Working out in the heat can be uncomfortable, reduce performance and lead to illness. Be prepared ahead of this week’s hot weather with this expert advice.
We’re forecast for a stonkingly warm week, with temperatures reaching the early 30s for some parts of the UK. Which is great news for our social lives and our recently neglected BBQs, but our exercise routine is almost guaranteed to take a hit.
It’s not just because we plan on spending our evenings drinking Pimms in the garden. When we work up a sweat by simply sitting outside, the last thing we feel like doing is pushing our bodies into running, jumping or lifting – especially as we’re without air conditioned gyms at the moment.
The good news is that it’s not just our imagination: a 5K run in the blazing sun really is harder than in cool, breezy weather. “The human body is an incredibly inefficient organ, in that when we exercise only about 25% of energy is used for movement – the other 75% is used for heat production,” says Professor Mathew Wilson, head of sports medicine for HealthcareUK.
This means that the body does work harder to smash the same pace in 30°C as you would in 20°C because of this ‘thermo regulatory stress’, which adds extra cardiovascular stress. “The body is clever and sends more blood to circulate through the skin in order to cool itself, however this means less blood for your muscles and results in a higher heart rate,” explains Susie Wright, therapies manager at the Princess Grace Hospital.
“When there is high humidity too, the stress on the body increases as it means sweat does not evaporate as easily from your skin, resulting in your body temperature rising.”
Just like our brains struggle to concentrate on more than one thing at a time, the body can be too preoccupied with keeping cool to up the pace. Meaning if you do push harder, your body will be working in overtime.
However, if you enjoy exercising and want to get all of the amazing benefits of moving you body, we of course wouldn’t recommend just stopping your workouts for the summer months because of the heat. But it is important to make modifications to how we train. “If you don’t take extra care when exercising in hot weather, the body can suffer heat related illness,” says Susie. “The most common symptoms of heat illness are muscle cramps, vomiting, nausea, weakness, headaches, fainting, altered mental states, sweating and cold, clammy skin.”
Of course, extra hydration is crucial. But when it comes to switching up your workout routine, Susie says that the changes should simply start with the time you exercise – avoiding midday sun and picking shaded areas. “We simply need to minimise heat exposure,” adds Dr Wilson. “It sounds really stupid to say, but don’t go for a run in the heat of the day, when the sun is strongest.”

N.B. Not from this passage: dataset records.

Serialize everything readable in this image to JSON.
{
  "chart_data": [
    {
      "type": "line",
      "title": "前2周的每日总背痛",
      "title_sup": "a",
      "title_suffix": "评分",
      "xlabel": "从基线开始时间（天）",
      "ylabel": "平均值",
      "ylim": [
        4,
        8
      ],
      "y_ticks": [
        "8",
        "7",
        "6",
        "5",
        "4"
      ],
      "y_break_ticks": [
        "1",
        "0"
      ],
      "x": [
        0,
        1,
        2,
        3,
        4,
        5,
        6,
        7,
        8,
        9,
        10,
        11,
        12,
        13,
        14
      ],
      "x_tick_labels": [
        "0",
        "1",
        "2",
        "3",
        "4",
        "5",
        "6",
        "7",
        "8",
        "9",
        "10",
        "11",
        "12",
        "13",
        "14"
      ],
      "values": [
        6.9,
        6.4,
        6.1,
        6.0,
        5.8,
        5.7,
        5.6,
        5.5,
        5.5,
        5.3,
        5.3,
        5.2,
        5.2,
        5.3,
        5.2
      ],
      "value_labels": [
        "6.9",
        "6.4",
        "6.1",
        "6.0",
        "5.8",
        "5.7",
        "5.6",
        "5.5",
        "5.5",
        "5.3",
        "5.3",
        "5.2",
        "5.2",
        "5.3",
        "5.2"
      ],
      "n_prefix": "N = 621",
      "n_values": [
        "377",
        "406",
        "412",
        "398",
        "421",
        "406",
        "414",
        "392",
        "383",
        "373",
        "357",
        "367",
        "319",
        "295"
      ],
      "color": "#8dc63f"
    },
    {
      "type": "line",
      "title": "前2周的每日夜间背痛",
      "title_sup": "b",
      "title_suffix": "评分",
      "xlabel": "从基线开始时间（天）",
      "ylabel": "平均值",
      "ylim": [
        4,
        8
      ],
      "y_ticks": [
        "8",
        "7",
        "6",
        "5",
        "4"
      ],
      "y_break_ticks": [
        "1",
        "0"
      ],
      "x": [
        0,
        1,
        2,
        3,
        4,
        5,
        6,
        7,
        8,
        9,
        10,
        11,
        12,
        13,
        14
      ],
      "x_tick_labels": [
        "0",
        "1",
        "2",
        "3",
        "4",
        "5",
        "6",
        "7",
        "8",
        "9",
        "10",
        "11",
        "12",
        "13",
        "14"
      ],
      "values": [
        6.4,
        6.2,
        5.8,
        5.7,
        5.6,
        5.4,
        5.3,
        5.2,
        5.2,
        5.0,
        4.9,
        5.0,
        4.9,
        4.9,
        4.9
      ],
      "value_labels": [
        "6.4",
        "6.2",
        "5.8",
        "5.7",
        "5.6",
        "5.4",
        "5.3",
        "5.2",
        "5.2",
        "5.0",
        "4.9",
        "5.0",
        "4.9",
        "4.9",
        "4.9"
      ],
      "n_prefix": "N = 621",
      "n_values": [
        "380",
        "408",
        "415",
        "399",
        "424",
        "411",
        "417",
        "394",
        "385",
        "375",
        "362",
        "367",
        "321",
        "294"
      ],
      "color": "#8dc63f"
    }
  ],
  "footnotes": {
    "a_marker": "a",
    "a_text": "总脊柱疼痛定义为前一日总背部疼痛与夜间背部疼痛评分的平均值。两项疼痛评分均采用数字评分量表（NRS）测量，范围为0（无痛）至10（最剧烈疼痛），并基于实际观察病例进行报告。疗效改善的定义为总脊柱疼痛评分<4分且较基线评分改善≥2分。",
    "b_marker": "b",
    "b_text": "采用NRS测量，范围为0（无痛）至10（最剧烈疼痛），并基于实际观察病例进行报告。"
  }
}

Then, consider switching up the type of exercise you’re doing. Professor Wilson explains that doing strengthening or muscular training in the heat can actually boost your performance. “In anything from the 1500 meter to marathon length runs, we see a drop in performance of up to 5%. But in strength and power sports, like 100 metres or 200 metres, we see great times in the heat.”

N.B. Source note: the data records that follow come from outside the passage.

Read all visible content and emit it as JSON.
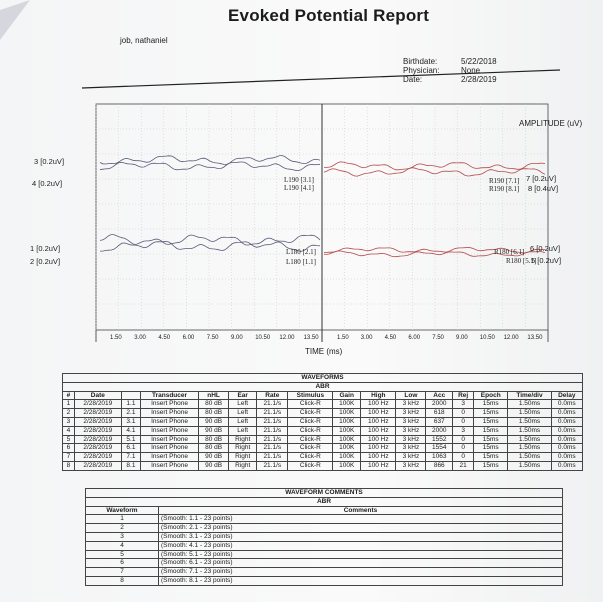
{
  "report": {
    "title": "Evoked Potential Report",
    "patient": "job, nathaniel",
    "info": [
      {
        "label": "Birthdate:",
        "value": "5/22/2018"
      },
      {
        "label": "Physician:",
        "value": "None"
      },
      {
        "label": "Date:",
        "value": "2/28/2019"
      }
    ]
  },
  "plot": {
    "amplitude_label": "AMPLITUDE (uV)",
    "time_label": "TIME (ms)",
    "left_ticks": [
      "1.50",
      "3.00",
      "4.50",
      "6.00",
      "7.50",
      "9.00",
      "10.50",
      "12.00",
      "13.50"
    ],
    "right_ticks": [
      "1.50",
      "3.00",
      "4.50",
      "6.00",
      "7.50",
      "9.00",
      "10.50",
      "12.00",
      "13.50"
    ],
    "left_wave_labels": [
      "3 [0.2uV]",
      "4 [0.2uV]",
      "1 [0.2uV]",
      "2 [0.2uV]"
    ],
    "right_wave_labels": [
      "7 [0.2uV]",
      "8 [0.4uV]",
      "6 [0.2uV]",
      "5 [0.2uV]"
    ],
    "trace_markers": [
      "L190 [3.1]",
      "L190 [4.1]",
      "R190 [7.1]",
      "R190 [8.1]",
      "L180 [2.1]",
      "L180 [1.1]",
      "R180 [6.1]",
      "R180 [5.1]"
    ]
  },
  "waveforms": {
    "title": "WAVEFORMS",
    "subtitle": "ABR",
    "headers": [
      "#",
      "Date",
      "",
      "Transducer",
      "nHL",
      "Ear",
      "Rate",
      "Stimulus",
      "Gain",
      "High",
      "Low",
      "Acc",
      "Rej",
      "Epoch",
      "Time/div",
      "Delay"
    ],
    "rows": [
      [
        "1",
        "2/28/2019",
        "1.1",
        "Insert Phone",
        "80 dB",
        "Left",
        "21.1/s",
        "Click-R",
        "100K",
        "100 Hz",
        "3 kHz",
        "2000",
        "3",
        "15ms",
        "1.50ms",
        "0.0ms"
      ],
      [
        "2",
        "2/28/2019",
        "2.1",
        "Insert Phone",
        "80 dB",
        "Left",
        "21.1/s",
        "Click-R",
        "100K",
        "100 Hz",
        "3 kHz",
        "618",
        "0",
        "15ms",
        "1.50ms",
        "0.0ms"
      ],
      [
        "3",
        "2/28/2019",
        "3.1",
        "Insert Phone",
        "90 dB",
        "Left",
        "21.1/s",
        "Click-R",
        "100K",
        "100 Hz",
        "3 kHz",
        "637",
        "0",
        "15ms",
        "1.50ms",
        "0.0ms"
      ],
      [
        "4",
        "2/28/2019",
        "4.1",
        "Insert Phone",
        "90 dB",
        "Left",
        "21.1/s",
        "Click-R",
        "100K",
        "100 Hz",
        "3 kHz",
        "2000",
        "3",
        "15ms",
        "1.50ms",
        "0.0ms"
      ],
      [
        "5",
        "2/28/2019",
        "5.1",
        "Insert Phone",
        "80 dB",
        "Right",
        "21.1/s",
        "Click-R",
        "100K",
        "100 Hz",
        "3 kHz",
        "1552",
        "0",
        "15ms",
        "1.50ms",
        "0.0ms"
      ],
      [
        "6",
        "2/28/2019",
        "6.1",
        "Insert Phone",
        "80 dB",
        "Right",
        "21.1/s",
        "Click-R",
        "100K",
        "100 Hz",
        "3 kHz",
        "1554",
        "0",
        "15ms",
        "1.50ms",
        "0.0ms"
      ],
      [
        "7",
        "2/28/2019",
        "7.1",
        "Insert Phone",
        "90 dB",
        "Right",
        "21.1/s",
        "Click-R",
        "100K",
        "100 Hz",
        "3 kHz",
        "1063",
        "0",
        "15ms",
        "1.50ms",
        "0.0ms"
      ],
      [
        "8",
        "2/28/2019",
        "8.1",
        "Insert Phone",
        "90 dB",
        "Right",
        "21.1/s",
        "Click-R",
        "100K",
        "100 Hz",
        "3 kHz",
        "866",
        "21",
        "15ms",
        "1.50ms",
        "0.0ms"
      ]
    ]
  },
  "comments": {
    "title": "WAVEFORM COMMENTS",
    "subtitle": "ABR",
    "headers": [
      "Waveform",
      "Comments"
    ],
    "rows": [
      [
        "1",
        "(Smooth: 1.1 - 23 points)"
      ],
      [
        "2",
        "(Smooth: 2.1 - 23 points)"
      ],
      [
        "3",
        "(Smooth: 3.1 - 23 points)"
      ],
      [
        "4",
        "(Smooth: 4.1 - 23 points)"
      ],
      [
        "5",
        "(Smooth: 5.1 - 23 points)"
      ],
      [
        "6",
        "(Smooth: 6.1 - 23 points)"
      ],
      [
        "7",
        "(Smooth: 7.1 - 23 points)"
      ],
      [
        "8",
        "(Smooth: 8.1 - 23 points)"
      ]
    ]
  },
  "colors": {
    "left_trace": "#5a5a78",
    "right_trace": "#b44a4a",
    "ink": "#1c1c1c"
  }
}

That’s because muscles thrive when they’re warm, so being able to be flexible with your workout routine is important. “Doing short bursts of exercise is better than long sessions during hot weather,” says Susie. “Remember that a 20 minute workout has positive health effects and it is the number of days you exercise that matters most. If you normally run, consider a brisk walk instead, and yoga and pilates are good forms of exercise to consider.”
The most important takeaway of all of this is to show your body a bit of compassion. It’s annoying that you might not be running as fast or lifting as heavy or jumping as high, but it’s not your fault that there are external factors working against you. “Exercising in hot weather puts extra stress on the body – so just know that less is more,” agrees Susie. “If you experience any symptoms of heat related illness, stop exercising and seek air-conditioned comfort fast. If symptoms persist, you should seek medical advice.”
We’ll be bookmarking the weather forecast, checking it regularly, planning accordingly and probably taking some extra rest days to have picnics in the park.